Many experts feel that the key to conquering burnout is helping physicians regain a sense of meaning in their work. “Medical students begin their training with better mental health, better well-being, and lower burnout rates than their age-matched college graduates who are not medical students,” West says. “They are idealistic, but within a year or two, they’ve run up against a system that works to grind them down. Doctors have to get back to the naive idealism of the beginning medical students, because they have it right.” How can the medical system get there? “A little bit of fun, some tech changes, and a lot of support,” answers Dr. Adrienne Boissey, chief experience officer of the Cleveland Clinic Health System.

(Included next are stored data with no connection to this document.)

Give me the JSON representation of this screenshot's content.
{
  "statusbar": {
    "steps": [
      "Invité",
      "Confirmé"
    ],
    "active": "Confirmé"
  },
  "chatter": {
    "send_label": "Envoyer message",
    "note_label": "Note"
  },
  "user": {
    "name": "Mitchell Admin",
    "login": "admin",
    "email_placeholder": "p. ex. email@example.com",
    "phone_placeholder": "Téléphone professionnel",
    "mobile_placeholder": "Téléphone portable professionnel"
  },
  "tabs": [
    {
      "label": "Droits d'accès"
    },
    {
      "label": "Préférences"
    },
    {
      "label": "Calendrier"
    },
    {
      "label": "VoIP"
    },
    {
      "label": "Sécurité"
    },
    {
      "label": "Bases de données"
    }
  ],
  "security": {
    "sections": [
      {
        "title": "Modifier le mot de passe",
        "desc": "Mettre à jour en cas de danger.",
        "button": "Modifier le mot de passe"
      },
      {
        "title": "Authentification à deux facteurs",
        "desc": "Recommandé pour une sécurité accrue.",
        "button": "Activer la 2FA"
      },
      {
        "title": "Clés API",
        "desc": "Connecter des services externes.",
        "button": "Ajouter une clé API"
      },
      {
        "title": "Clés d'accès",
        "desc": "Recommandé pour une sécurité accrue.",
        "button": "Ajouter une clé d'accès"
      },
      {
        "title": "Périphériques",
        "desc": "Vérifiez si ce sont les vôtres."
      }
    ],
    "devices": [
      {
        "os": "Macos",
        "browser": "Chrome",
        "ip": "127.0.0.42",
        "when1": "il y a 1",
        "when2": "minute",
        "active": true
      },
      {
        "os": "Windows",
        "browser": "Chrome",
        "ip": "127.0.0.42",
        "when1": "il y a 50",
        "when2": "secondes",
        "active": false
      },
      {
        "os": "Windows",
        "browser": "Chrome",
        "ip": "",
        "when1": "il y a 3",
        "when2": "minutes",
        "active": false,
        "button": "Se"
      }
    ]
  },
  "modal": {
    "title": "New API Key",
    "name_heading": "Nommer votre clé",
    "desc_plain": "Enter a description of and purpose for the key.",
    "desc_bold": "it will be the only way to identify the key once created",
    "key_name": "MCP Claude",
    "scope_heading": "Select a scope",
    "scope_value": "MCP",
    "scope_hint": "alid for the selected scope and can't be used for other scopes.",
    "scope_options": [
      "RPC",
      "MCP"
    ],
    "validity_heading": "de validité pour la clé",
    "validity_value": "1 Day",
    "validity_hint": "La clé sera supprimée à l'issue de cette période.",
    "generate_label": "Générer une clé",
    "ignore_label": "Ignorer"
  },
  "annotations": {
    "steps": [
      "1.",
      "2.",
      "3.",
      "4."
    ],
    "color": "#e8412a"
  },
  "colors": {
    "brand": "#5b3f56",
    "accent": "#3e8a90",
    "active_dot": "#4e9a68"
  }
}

Nancy Stedman is an award-winning journalist who has written for a variety of publications, including The New York Times, Health magazine, and Prevention.
Coping with a Stressed-Out Doctor
How to get the most out of a physician who is distracted, uninterested, impatient, or otherwise harried.
Talk to the face: “Wait for the physician to finish typing into the computer. In other words, wait until you have the doctor’s full attention before asking an important question,” says Dr. Christine A. Sinsky, vice president of professional satisfaction for the AMA. Almost no one is truly able to multitask.
Write stuff down: “Bring in an accurate list of medications — including dosages and how often you take the pills. Write down your symptoms before you go in,” Sinsky suggests. Also, bring medical records, such as test results, diagnoses, treatment plans, and medications. “The more prepared you are, the less time is needed for data collection and the more time the doctor has for deep thinking.”
Be kind: “Even if your doctor fast-forwards into the session, pause to check in with him or her as a human being,” recommends Dr. Adrienne Boissey, chief experience officer of the Cleveland Clinic Health System. “Say, ‘Hey, how are you?’ Patients underestimate the value of gratitude and thanks.”
Make a connection: “If you’re uncomfortable with the care you’re receiving or think the doctor is not engaging with you, you could step back, just as you would with one of your friends, and say something like, ‘You know what, you seem like you’re off today, is anything wrong?’” says Dr. Bryan Bohman, associate chief medical officer at Stanford Health Care. Dr. Thomas Murphy, a rheumatologist in Idaho, adds a caveat: If you’re going to question a doctor this way, it must be done with “complete kindness.” Otherwise, the physician may worry you’re about to file a complaint.
If all else fails, find a new doctor: “You’re probably not going to change a provider. You need to take care of yourself,” Murphy says.